While much of his attention at a Kennedy School of Government symposium yesterday focused on an airline hijacking in Pakistan, Secretary of Defense Caspar W. Weinberger '38 took time to praise the Reagan Administration's Strategic Defense Initiative (SDI) as the best, realistic deterrent to nuclear war.
"The best way to avoid nuclear war in the long term is to spend all of our efforts, time and ability to try and work out a Strategic Defense Initiative," Weinberger said.
Weinberger joined Randall Forsberg, executive director of the Institute for Defense and Disarmament Studies, as principal speaker at the symposium entitled "Beyond Deterrence: Avoiding Nuclear War in the Longer Run."

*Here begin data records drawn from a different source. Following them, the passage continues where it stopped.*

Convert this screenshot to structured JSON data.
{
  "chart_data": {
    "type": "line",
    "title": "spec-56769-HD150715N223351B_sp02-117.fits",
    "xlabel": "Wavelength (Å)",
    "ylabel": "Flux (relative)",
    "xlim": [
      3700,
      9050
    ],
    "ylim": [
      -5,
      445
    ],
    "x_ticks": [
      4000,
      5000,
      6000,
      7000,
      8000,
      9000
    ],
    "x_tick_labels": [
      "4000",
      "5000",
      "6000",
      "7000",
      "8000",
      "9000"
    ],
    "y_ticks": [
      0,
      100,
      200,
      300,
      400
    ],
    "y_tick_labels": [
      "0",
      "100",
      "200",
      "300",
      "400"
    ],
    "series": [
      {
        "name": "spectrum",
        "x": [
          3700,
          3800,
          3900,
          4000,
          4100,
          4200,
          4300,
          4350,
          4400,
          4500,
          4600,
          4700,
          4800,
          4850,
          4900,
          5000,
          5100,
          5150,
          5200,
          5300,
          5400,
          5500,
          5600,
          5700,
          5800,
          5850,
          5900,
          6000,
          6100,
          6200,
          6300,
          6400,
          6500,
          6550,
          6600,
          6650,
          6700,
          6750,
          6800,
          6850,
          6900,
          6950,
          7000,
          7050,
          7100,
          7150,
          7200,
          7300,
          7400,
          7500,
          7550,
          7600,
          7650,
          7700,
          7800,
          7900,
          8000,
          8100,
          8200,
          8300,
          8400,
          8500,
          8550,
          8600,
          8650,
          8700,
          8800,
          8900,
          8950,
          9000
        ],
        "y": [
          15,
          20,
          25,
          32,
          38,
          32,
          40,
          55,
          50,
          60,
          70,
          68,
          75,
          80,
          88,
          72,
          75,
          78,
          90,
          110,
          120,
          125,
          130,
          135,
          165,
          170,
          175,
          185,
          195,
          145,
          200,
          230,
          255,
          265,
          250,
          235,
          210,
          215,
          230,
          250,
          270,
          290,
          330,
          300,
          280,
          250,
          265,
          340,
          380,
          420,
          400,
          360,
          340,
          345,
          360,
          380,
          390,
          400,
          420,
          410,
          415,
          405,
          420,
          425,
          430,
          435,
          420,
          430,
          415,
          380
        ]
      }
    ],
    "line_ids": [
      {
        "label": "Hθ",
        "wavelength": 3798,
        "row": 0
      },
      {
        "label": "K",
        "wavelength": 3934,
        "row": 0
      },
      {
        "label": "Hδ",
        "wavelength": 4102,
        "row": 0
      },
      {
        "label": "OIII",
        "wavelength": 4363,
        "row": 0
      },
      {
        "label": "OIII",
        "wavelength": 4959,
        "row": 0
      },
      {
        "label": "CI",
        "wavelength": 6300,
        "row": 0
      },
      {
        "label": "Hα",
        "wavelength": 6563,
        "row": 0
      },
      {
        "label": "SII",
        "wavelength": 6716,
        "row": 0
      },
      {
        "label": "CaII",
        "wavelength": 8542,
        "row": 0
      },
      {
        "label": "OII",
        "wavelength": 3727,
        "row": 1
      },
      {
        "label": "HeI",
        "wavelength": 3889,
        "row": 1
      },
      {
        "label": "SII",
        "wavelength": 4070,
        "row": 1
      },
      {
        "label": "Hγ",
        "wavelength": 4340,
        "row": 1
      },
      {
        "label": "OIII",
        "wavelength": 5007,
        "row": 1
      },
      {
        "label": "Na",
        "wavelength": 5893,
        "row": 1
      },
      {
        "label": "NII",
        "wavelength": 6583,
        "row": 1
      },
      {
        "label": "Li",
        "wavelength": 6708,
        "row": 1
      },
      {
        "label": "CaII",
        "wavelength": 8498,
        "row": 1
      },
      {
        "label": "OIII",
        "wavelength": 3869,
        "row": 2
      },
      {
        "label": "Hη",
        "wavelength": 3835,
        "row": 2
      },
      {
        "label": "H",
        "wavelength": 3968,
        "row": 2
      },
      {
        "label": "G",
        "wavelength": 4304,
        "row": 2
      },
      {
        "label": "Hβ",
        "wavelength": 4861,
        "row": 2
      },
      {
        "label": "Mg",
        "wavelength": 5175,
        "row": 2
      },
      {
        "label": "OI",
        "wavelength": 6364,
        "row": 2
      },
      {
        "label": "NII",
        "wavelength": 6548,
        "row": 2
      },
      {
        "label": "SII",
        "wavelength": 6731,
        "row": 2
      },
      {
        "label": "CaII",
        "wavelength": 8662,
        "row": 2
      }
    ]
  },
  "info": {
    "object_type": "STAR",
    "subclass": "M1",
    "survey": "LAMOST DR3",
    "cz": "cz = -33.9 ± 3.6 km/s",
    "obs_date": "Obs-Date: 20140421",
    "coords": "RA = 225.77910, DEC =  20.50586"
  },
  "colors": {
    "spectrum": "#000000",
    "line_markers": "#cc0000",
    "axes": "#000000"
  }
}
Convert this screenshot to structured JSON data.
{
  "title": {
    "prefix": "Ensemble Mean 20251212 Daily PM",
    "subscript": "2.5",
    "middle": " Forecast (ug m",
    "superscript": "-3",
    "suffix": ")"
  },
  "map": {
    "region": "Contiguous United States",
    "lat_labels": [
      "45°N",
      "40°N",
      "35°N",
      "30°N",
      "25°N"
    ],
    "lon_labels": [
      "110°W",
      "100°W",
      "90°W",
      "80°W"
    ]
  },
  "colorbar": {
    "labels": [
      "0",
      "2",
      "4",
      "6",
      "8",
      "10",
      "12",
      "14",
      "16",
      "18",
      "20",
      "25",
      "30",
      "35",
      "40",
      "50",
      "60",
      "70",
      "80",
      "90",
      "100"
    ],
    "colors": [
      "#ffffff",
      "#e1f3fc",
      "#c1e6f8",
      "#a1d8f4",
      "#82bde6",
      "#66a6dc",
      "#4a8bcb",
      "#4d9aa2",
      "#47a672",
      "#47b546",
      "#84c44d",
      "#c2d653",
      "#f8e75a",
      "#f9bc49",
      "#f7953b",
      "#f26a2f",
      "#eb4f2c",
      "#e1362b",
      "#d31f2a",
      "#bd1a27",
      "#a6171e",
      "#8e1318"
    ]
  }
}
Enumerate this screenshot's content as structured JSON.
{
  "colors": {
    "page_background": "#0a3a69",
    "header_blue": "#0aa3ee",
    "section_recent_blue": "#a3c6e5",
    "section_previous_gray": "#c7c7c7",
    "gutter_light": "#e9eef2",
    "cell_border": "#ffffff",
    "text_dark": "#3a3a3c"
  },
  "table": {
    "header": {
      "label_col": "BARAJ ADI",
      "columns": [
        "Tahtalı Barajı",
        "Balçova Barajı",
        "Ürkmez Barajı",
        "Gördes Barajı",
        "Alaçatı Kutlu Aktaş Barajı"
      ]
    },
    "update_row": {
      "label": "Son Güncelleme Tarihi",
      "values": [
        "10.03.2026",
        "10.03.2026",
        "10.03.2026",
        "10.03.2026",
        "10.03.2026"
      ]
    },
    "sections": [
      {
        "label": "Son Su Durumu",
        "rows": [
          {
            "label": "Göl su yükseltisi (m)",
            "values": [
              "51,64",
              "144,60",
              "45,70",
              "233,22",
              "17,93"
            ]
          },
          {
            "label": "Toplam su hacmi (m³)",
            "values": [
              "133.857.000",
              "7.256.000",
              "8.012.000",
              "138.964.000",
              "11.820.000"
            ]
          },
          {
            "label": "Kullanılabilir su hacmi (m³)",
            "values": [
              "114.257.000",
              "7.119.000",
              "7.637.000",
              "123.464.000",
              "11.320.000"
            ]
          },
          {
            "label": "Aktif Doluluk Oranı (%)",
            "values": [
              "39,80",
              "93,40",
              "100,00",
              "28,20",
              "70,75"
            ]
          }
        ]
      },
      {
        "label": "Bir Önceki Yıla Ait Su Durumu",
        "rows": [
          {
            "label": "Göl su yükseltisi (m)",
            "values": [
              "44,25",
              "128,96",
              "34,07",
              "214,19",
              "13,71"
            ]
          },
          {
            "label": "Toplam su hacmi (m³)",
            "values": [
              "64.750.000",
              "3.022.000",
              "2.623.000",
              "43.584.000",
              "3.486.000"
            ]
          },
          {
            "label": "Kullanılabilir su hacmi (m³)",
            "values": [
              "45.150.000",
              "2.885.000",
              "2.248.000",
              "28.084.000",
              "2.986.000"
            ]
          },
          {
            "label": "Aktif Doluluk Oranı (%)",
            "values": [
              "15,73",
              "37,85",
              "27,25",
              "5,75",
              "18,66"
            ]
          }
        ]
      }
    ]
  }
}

The secretary said the "moral difference" between the two superpowers forces The U.S. to develop SDI and bolster its military arsenal to make it clear to the Soviets that "it would be in their national interest not to fight and not to launch an attack."
He said the Soviet arrest of alleged American spy Nicholas Daniloff '56, a reporter for U.S. News and World Report, demonstrated this "moral difference," and added the action endangered future agreements with Moscow.
Forsberg, however, criticized SDI as more a complement than deterrent to the threat of nuclear war, "which could conceivably convince the Soviet fear of a U.S. first strike."
"We must eliminate both the capability and the propensity to wage war for any purpose other than defense against external aggression," Forsberg said.
The events unfolding in Pakistan occupied Weinberger's attention throughout the symposium, and several times he was handed notes updating the situation. Towards the end, he interrupted the discussion to state the hostage drama had ended.
Also serving on the panel with Weinberger and Forsberg were K-School Graham T. Allison '62, Albert Carnesale, K-School academic dean, and Joseph S. Nye, Jr., director of the Center for Science and International Affairs.
The latter three, who are co-authors of "Hawks, Doves and Owls," a book about deterring nuclear war, advocate alternatives to the existing nuclear deterrent system, including greater emphasis on political and social understanding between nations with nuclear capabilities.
They have predicted the existing program of deterrence, if left as is, will lead to a nuclear war within 50 years.